To: B. J. Barron who wrote (7584)6/1/1999 9:20:00 AM
From: OldAIMGuy  Read Replies (1) | Respond to of 18928
 
Hi BJ, My personal M.O. is to look more for stocks with great long term potential and let AIM handle the "risk management" of the investment while that potential unfolds. All stocks seem to have over-sold and over-bought periods. AIM is very happy to take advantage of these times. However, it's still the core holding that is very important to me for long term capital appreciation.

It was the fact that after a while I got reasonably good at picking stocks for long term that led me to the need for the "vealie" and other slight modifications to pure AIM. Those things were found to be necessary during long term bull phases of the market. As pointed out here in this thread, sometimes we also have long term bear phases, as well. AIM's strategy is quite conservative and should help even during those bleak times.

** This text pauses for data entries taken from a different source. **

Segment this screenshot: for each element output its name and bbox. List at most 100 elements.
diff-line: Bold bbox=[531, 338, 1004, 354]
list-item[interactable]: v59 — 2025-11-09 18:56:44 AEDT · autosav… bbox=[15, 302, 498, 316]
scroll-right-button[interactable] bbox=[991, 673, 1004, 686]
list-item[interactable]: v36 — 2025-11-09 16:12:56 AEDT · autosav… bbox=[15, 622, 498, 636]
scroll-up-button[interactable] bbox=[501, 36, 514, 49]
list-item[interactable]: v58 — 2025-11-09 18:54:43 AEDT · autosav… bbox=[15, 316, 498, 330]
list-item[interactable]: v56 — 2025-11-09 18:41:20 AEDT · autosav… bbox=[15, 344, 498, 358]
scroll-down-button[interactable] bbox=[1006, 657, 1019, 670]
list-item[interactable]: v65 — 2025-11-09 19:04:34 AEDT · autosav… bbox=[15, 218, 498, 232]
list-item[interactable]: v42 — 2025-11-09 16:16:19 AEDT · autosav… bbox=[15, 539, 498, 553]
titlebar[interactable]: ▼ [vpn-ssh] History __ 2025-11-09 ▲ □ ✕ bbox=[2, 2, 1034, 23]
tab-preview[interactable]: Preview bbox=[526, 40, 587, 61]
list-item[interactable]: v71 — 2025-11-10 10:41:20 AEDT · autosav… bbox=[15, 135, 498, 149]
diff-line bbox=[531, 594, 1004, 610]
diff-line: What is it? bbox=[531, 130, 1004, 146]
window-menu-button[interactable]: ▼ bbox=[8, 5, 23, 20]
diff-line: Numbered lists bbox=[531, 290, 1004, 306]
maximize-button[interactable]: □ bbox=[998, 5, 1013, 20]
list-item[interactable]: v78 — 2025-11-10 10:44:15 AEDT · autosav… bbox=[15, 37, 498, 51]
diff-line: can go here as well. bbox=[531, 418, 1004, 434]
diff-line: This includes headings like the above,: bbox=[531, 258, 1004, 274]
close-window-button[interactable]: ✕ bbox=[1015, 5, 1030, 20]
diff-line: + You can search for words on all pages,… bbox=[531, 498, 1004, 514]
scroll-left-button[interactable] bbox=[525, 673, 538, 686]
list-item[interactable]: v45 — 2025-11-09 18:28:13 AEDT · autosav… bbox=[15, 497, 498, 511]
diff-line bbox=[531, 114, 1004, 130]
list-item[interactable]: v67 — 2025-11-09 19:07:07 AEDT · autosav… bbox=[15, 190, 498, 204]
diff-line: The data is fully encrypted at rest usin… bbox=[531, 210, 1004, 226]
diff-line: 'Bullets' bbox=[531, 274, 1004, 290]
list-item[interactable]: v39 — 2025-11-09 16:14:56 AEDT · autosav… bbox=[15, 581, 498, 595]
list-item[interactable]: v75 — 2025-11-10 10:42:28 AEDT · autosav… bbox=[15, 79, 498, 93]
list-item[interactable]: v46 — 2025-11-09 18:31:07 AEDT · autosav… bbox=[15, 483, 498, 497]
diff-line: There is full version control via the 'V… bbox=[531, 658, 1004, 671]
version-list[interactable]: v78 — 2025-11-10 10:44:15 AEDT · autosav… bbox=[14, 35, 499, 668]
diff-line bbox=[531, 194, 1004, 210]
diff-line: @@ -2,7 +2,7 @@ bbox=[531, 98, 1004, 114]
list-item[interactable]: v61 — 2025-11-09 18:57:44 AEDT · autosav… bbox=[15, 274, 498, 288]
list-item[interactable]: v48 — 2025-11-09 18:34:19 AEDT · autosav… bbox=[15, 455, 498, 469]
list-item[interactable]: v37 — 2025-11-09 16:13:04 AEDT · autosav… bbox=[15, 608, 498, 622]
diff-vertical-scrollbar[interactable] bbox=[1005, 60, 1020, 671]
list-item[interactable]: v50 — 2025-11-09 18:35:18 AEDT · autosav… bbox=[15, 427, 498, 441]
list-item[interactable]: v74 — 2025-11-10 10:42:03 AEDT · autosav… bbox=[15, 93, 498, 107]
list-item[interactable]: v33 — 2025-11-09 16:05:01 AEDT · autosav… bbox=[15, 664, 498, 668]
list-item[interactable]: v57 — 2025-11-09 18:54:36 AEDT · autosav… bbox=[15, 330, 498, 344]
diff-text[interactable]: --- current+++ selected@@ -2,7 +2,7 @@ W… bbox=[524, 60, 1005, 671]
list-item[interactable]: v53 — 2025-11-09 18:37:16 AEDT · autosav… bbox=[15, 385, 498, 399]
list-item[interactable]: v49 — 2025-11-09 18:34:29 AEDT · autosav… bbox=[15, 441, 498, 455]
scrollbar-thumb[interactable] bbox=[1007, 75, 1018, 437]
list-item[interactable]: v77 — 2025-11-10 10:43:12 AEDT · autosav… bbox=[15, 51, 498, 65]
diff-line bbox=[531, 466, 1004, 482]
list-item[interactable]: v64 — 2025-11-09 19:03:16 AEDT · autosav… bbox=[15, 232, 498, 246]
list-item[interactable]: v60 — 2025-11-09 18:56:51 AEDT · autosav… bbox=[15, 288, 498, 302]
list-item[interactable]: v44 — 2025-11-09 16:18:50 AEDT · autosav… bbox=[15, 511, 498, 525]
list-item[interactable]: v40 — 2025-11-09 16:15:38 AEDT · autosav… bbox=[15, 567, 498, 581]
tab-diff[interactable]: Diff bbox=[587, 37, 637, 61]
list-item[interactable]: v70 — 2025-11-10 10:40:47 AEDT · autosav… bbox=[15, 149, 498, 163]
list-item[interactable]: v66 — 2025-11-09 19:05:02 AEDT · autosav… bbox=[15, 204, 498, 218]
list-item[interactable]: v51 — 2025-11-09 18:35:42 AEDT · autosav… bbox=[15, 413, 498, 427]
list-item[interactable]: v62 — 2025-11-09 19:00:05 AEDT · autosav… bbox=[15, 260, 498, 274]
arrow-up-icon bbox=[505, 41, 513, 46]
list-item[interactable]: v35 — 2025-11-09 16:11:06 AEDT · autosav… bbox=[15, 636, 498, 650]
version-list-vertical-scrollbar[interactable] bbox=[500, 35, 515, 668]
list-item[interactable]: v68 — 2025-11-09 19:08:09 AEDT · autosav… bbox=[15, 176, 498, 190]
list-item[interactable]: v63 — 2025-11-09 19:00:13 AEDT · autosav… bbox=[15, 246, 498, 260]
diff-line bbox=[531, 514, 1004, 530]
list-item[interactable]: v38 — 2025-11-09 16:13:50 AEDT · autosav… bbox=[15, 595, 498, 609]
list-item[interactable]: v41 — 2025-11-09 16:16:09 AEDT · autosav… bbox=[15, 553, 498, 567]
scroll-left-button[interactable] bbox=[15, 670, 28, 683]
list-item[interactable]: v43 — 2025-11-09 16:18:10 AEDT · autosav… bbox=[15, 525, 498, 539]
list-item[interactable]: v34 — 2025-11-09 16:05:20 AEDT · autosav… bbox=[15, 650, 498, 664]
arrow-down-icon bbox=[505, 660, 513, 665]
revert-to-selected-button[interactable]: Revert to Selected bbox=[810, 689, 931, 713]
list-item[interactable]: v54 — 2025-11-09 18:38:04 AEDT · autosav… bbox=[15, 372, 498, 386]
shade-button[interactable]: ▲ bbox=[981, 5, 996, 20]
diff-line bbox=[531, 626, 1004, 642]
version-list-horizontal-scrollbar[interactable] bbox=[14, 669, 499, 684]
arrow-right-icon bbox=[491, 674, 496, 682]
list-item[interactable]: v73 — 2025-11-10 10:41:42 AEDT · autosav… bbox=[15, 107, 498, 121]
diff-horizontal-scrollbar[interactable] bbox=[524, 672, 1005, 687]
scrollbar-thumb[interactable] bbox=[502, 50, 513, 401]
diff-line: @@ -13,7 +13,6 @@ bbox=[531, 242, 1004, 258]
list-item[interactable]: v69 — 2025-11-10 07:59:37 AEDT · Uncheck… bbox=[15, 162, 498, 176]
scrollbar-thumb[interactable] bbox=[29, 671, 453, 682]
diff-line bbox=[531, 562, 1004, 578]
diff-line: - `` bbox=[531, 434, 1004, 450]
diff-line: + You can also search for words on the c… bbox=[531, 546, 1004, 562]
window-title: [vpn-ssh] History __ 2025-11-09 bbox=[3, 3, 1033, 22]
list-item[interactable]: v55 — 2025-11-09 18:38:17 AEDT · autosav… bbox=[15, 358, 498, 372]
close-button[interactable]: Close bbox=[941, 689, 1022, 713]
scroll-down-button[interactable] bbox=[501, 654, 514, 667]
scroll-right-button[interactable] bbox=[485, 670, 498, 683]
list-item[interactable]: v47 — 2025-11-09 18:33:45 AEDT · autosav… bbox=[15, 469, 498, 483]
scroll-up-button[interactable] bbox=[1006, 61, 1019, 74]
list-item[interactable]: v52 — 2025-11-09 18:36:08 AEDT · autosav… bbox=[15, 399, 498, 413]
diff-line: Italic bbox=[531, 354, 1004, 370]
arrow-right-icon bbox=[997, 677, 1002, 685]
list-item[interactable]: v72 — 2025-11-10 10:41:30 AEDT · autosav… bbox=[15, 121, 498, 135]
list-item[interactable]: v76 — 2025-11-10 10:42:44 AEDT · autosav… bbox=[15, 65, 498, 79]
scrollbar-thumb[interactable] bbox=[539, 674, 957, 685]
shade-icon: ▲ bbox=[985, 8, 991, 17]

Even at a market bottom, stocks seem to bounce around quite a lot. Since AIM's always selling shares on a LIFO profit basis, we should be able to generate some profitable trades even when the market stinks. Then when the market psychology improves we get to enjoy selling all the extra shares that were accumulated during the down period.

I imagine that you will suffer a bit of stomach turbulance as we all have when your AIM selections have their first bad period. It takes understanding the long term value in our investments to understand the value of buying extra shares when they are out of favor. Many here have made it through that first down cycle and survived to tell about it, so when it comes, watch how they handle it.